Inventory in Context: Artists at the Shore

Hollis Taggart Galleries
Jan 26, 2017 11:30PM

INVENTORY IN CONTEXT aims to creatively contextualize works from our gallery collection, both historical and contemporary. Readers can look forward to a new installment each month.

In Blue Ochre with Gauloises, 1967
Hollis Taggart Galleries

As long as there have been artists in New York, New York artists have been finding ways to escape the urban environment. For decades, enclaves in the Hamptons, Provincetown, Maine, and elsewhere have offered refuge away from the cold winters, humid summers, and year-round noise and congestion of Manhattan. Deep into the winter season as we are, perhaps many of us are dreaming of slipping away to sunnier climes. The three artists presented here – all based in New York – each maintained a vibrant studio practice outside of the city that fueled their creativity and provided a closer connection to nature. 

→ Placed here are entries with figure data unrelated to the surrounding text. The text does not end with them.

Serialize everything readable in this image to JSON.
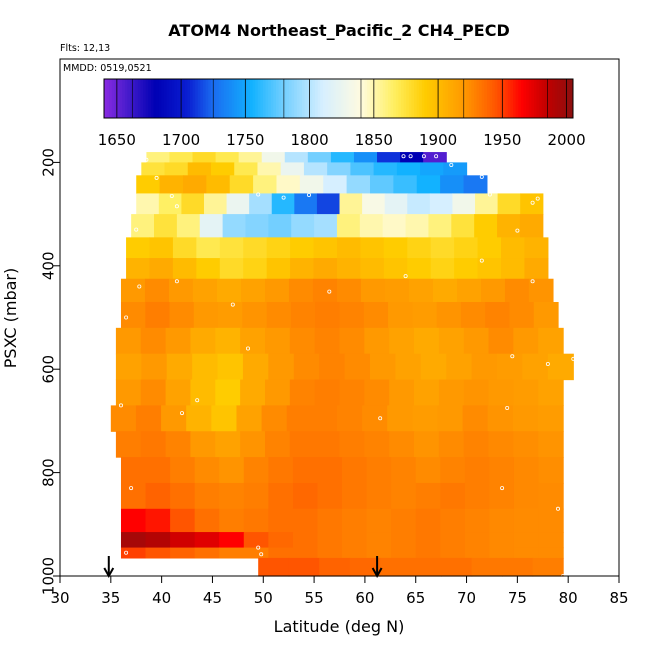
{
  "chart_data": {
    "type": "heatmap",
    "title": "ATOM4 Northeast_Pacific_2 CH4_PECD",
    "flights_label": "Flts: 12,13",
    "mmdd_label": "MMDD: 0519,0521",
    "xlabel": "Latitude (deg N)",
    "ylabel": "PSXC (mbar)",
    "xlim": [
      30,
      85
    ],
    "ylim": [
      1000,
      0
    ],
    "x_ticks": [
      30,
      35,
      40,
      45,
      50,
      55,
      60,
      65,
      70,
      75,
      80,
      85
    ],
    "y_ticks": [
      200,
      400,
      600,
      800,
      1000
    ],
    "grid": false,
    "colorbar": {
      "min": 1640,
      "max": 2005,
      "ticks": [
        1650,
        1700,
        1750,
        1800,
        1850,
        1900,
        1950,
        2000
      ],
      "stops": [
        {
          "v": 1640,
          "c": "#8a2be2"
        },
        {
          "v": 1662,
          "c": "#3a18c8"
        },
        {
          "v": 1680,
          "c": "#0000b4"
        },
        {
          "v": 1705,
          "c": "#0a1ed2"
        },
        {
          "v": 1725,
          "c": "#1a6cf0"
        },
        {
          "v": 1755,
          "c": "#12b2ff"
        },
        {
          "v": 1780,
          "c": "#73cfff"
        },
        {
          "v": 1810,
          "c": "#d6efff"
        },
        {
          "v": 1840,
          "c": "#fffbe0"
        },
        {
          "v": 1865,
          "c": "#fff064"
        },
        {
          "v": 1890,
          "c": "#ffcc00"
        },
        {
          "v": 1920,
          "c": "#ff9900"
        },
        {
          "v": 1945,
          "c": "#ff5500"
        },
        {
          "v": 1965,
          "c": "#ff0000"
        },
        {
          "v": 1985,
          "c": "#c00000"
        },
        {
          "v": 2005,
          "c": "#8b1010"
        }
      ]
    },
    "arrow_latitudes": [
      34.8,
      61.2
    ],
    "layers": [
      {
        "p": [
          180,
          200
        ],
        "lat": [
          38.5,
          68
        ],
        "v": [
          1860,
          1870,
          1880,
          1870,
          1855,
          1830,
          1800,
          1780,
          1760,
          1740,
          1710,
          1680,
          1655
        ]
      },
      {
        "p": [
          200,
          225
        ],
        "lat": [
          38,
          70
        ],
        "v": [
          1875,
          1880,
          1900,
          1890,
          1870,
          1850,
          1825,
          1800,
          1785,
          1770,
          1760,
          1755,
          1750,
          1745
        ]
      },
      {
        "p": [
          225,
          260
        ],
        "lat": [
          37.5,
          72
        ],
        "v": [
          1890,
          1905,
          1910,
          1900,
          1880,
          1860,
          1845,
          1830,
          1810,
          1790,
          1775,
          1765,
          1755,
          1740,
          1730
        ]
      },
      {
        "p": [
          260,
          300
        ],
        "lat": [
          37.5,
          77.5
        ],
        "v": [
          1850,
          1865,
          1880,
          1855,
          1825,
          1795,
          1760,
          1730,
          1715,
          1855,
          1835,
          1820,
          1805,
          1810,
          1830,
          1855,
          1880,
          1895
        ]
      },
      {
        "p": [
          300,
          345
        ],
        "lat": [
          37,
          77.5
        ],
        "v": [
          1860,
          1875,
          1860,
          1820,
          1790,
          1785,
          1780,
          1790,
          1795,
          1860,
          1850,
          1845,
          1850,
          1860,
          1875,
          1890,
          1905,
          1910
        ]
      },
      {
        "p": [
          345,
          385
        ],
        "lat": [
          36.5,
          78
        ],
        "v": [
          1890,
          1895,
          1880,
          1870,
          1875,
          1880,
          1885,
          1890,
          1895,
          1900,
          1895,
          1890,
          1885,
          1880,
          1885,
          1890,
          1900,
          1905
        ]
      },
      {
        "p": [
          385,
          425
        ],
        "lat": [
          36.5,
          78
        ],
        "v": [
          1905,
          1910,
          1900,
          1890,
          1880,
          1885,
          1895,
          1905,
          1910,
          1905,
          1900,
          1895,
          1890,
          1885,
          1890,
          1895,
          1900,
          1910
        ]
      },
      {
        "p": [
          425,
          470
        ],
        "lat": [
          36,
          78.5
        ],
        "v": [
          1920,
          1925,
          1920,
          1915,
          1910,
          1915,
          1920,
          1925,
          1928,
          1925,
          1920,
          1918,
          1915,
          1910,
          1915,
          1920,
          1925,
          1922
        ]
      },
      {
        "p": [
          470,
          520
        ],
        "lat": [
          36,
          79
        ],
        "v": [
          1925,
          1930,
          1925,
          1920,
          1918,
          1922,
          1925,
          1928,
          1930,
          1928,
          1925,
          1920,
          1918,
          1922,
          1925,
          1928,
          1925,
          1920
        ]
      },
      {
        "p": [
          520,
          570
        ],
        "lat": [
          35.5,
          79.5
        ],
        "v": [
          1920,
          1925,
          1920,
          1910,
          1905,
          1915,
          1920,
          1925,
          1928,
          1925,
          1920,
          1915,
          1910,
          1915,
          1920,
          1925,
          1920,
          1915
        ]
      },
      {
        "p": [
          570,
          620
        ],
        "lat": [
          35.5,
          80.5
        ],
        "v": [
          1915,
          1920,
          1910,
          1900,
          1895,
          1910,
          1920,
          1925,
          1928,
          1925,
          1920,
          1915,
          1910,
          1915,
          1920,
          1918,
          1915,
          1910
        ]
      },
      {
        "p": [
          620,
          670
        ],
        "lat": [
          35.5,
          79.5
        ],
        "v": [
          1920,
          1925,
          1915,
          1900,
          1890,
          1910,
          1920,
          1928,
          1930,
          1928,
          1925,
          1920,
          1915,
          1920,
          1922,
          1920,
          1918,
          1915
        ]
      },
      {
        "p": [
          670,
          720
        ],
        "lat": [
          35,
          79.5
        ],
        "v": [
          1925,
          1930,
          1920,
          1905,
          1895,
          1915,
          1925,
          1930,
          1930,
          1928,
          1925,
          1920,
          1918,
          1920,
          1925,
          1922,
          1920,
          1918
        ]
      },
      {
        "p": [
          720,
          770
        ],
        "lat": [
          35.5,
          79.5
        ],
        "v": [
          1930,
          1932,
          1928,
          1920,
          1915,
          1922,
          1928,
          1932,
          1932,
          1930,
          1928,
          1925,
          1922,
          1925,
          1928,
          1926,
          1924,
          1922
        ]
      },
      {
        "p": [
          770,
          820
        ],
        "lat": [
          36,
          79.5
        ],
        "v": [
          1935,
          1935,
          1930,
          1925,
          1922,
          1928,
          1932,
          1935,
          1935,
          1932,
          1930,
          1928,
          1925,
          1928,
          1930,
          1928,
          1926,
          1924
        ]
      },
      {
        "p": [
          820,
          870
        ],
        "lat": [
          36,
          79.5
        ],
        "v": [
          1935,
          1940,
          1935,
          1930,
          1928,
          1930,
          1935,
          1938,
          1935,
          1932,
          1930,
          1928,
          1930,
          1932,
          1930,
          1928,
          1926,
          1925
        ]
      },
      {
        "p": [
          870,
          915
        ],
        "lat": [
          36,
          79.5
        ],
        "v": [
          1965,
          1960,
          1945,
          1935,
          1930,
          1932,
          1935,
          1935,
          1932,
          1930,
          1928,
          1930,
          1932,
          1930,
          1928,
          1926,
          1925,
          1925
        ]
      },
      {
        "p": [
          915,
          945
        ],
        "lat": [
          36,
          79.5
        ],
        "v": [
          1995,
          1990,
          1980,
          1975,
          1965,
          1945,
          1938,
          1935,
          1932,
          1930,
          1928,
          1930,
          1932,
          1930,
          1928,
          1926,
          1925,
          1925
        ]
      },
      {
        "p": [
          945,
          965
        ],
        "lat": [
          36,
          79.5
        ],
        "v": [
          1950,
          1945,
          1940,
          1935,
          1930,
          1930,
          1935,
          1935,
          1932,
          1930,
          1928,
          1930,
          1932,
          1930,
          1928,
          1926,
          1925,
          1925
        ]
      },
      {
        "p": [
          965,
          1000
        ],
        "lat": [
          49.5,
          79.5
        ],
        "v": [
          1945,
          1945,
          1940,
          1938,
          1935,
          1935,
          1935,
          1932,
          1932,
          1930
        ]
      }
    ],
    "samples": [
      [
        38.5,
        195
      ],
      [
        39.5,
        230
      ],
      [
        41,
        265
      ],
      [
        41.5,
        285
      ],
      [
        63.8,
        188
      ],
      [
        64.5,
        188
      ],
      [
        65.8,
        188
      ],
      [
        67,
        188
      ],
      [
        68.5,
        205
      ],
      [
        71.5,
        228
      ],
      [
        52,
        268
      ],
      [
        49.5,
        262
      ],
      [
        54.5,
        263
      ],
      [
        72.3,
        262
      ],
      [
        77,
        270
      ],
      [
        76.5,
        278
      ],
      [
        75,
        332
      ],
      [
        71.5,
        390
      ],
      [
        37.5,
        330
      ],
      [
        41.5,
        430
      ],
      [
        37.8,
        440
      ],
      [
        76.5,
        430
      ],
      [
        47,
        475
      ],
      [
        36.5,
        500
      ],
      [
        56.5,
        450
      ],
      [
        64,
        420
      ],
      [
        48.5,
        560
      ],
      [
        74.5,
        575
      ],
      [
        78,
        590
      ],
      [
        80.5,
        580
      ],
      [
        43.5,
        660
      ],
      [
        42,
        685
      ],
      [
        36,
        670
      ],
      [
        61.5,
        695
      ],
      [
        74,
        675
      ],
      [
        37,
        830
      ],
      [
        73.5,
        830
      ],
      [
        79,
        870
      ],
      [
        49.5,
        945
      ],
      [
        36.5,
        955
      ],
      [
        49.8,
        958
      ],
      [
        79.5,
        1000
      ]
    ]
  }
}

Both Hans Hofmann and Robert Motherwell kept homes and studios in Provincetown, Massachusetts. Hofmann opened his famed art school there in 1935, and spent much of his time over the next three decades in the seaside town. Among his favorite painting subjects were views of his home on Miller Hill, scenes from the docks, and the sea. Even in abstract works such as On the Shore, Hofmann communicates the roiling power of the Atlantic with gestural explosions of line and color.

On the Shore, 1956
Hollis Taggart Galleries

This explosive power also occupied Motherwell, whose Provincetown studio faced a sea wall where crashing waves constantly sent towering flumes of water into the air. The artist encapsulates this explosive energy in his Beside the Sea series, to which In Blue Ochre with Gauloises is closely related. One can imagine Motherwell throwing paint expressively onto paper in an echo of seawater thrown into the air as it hits the harbor wall. The artist also includes personal details in the form of collaged Gauloises cigarette packaging, evoking a pensive day spent seaside.

Romare Bearden’s At Low Tide offers visions of a more tropical getaway, steeped in the bright colors of the Caribbean island of St. Martin, where Bearden and his wife had a home. The artist had made his last trip to the island the year before, and this collage, created in New York, may have evolved from a smaller piece he made there. Bearden returned again and again to Caribbean landscapes in his late life, infusing these works with a rich sensuality reminiscent of the later work of Matisse. These late landscapes, including At Low Tide, are some of Bearden’s most contemplative and poetic works.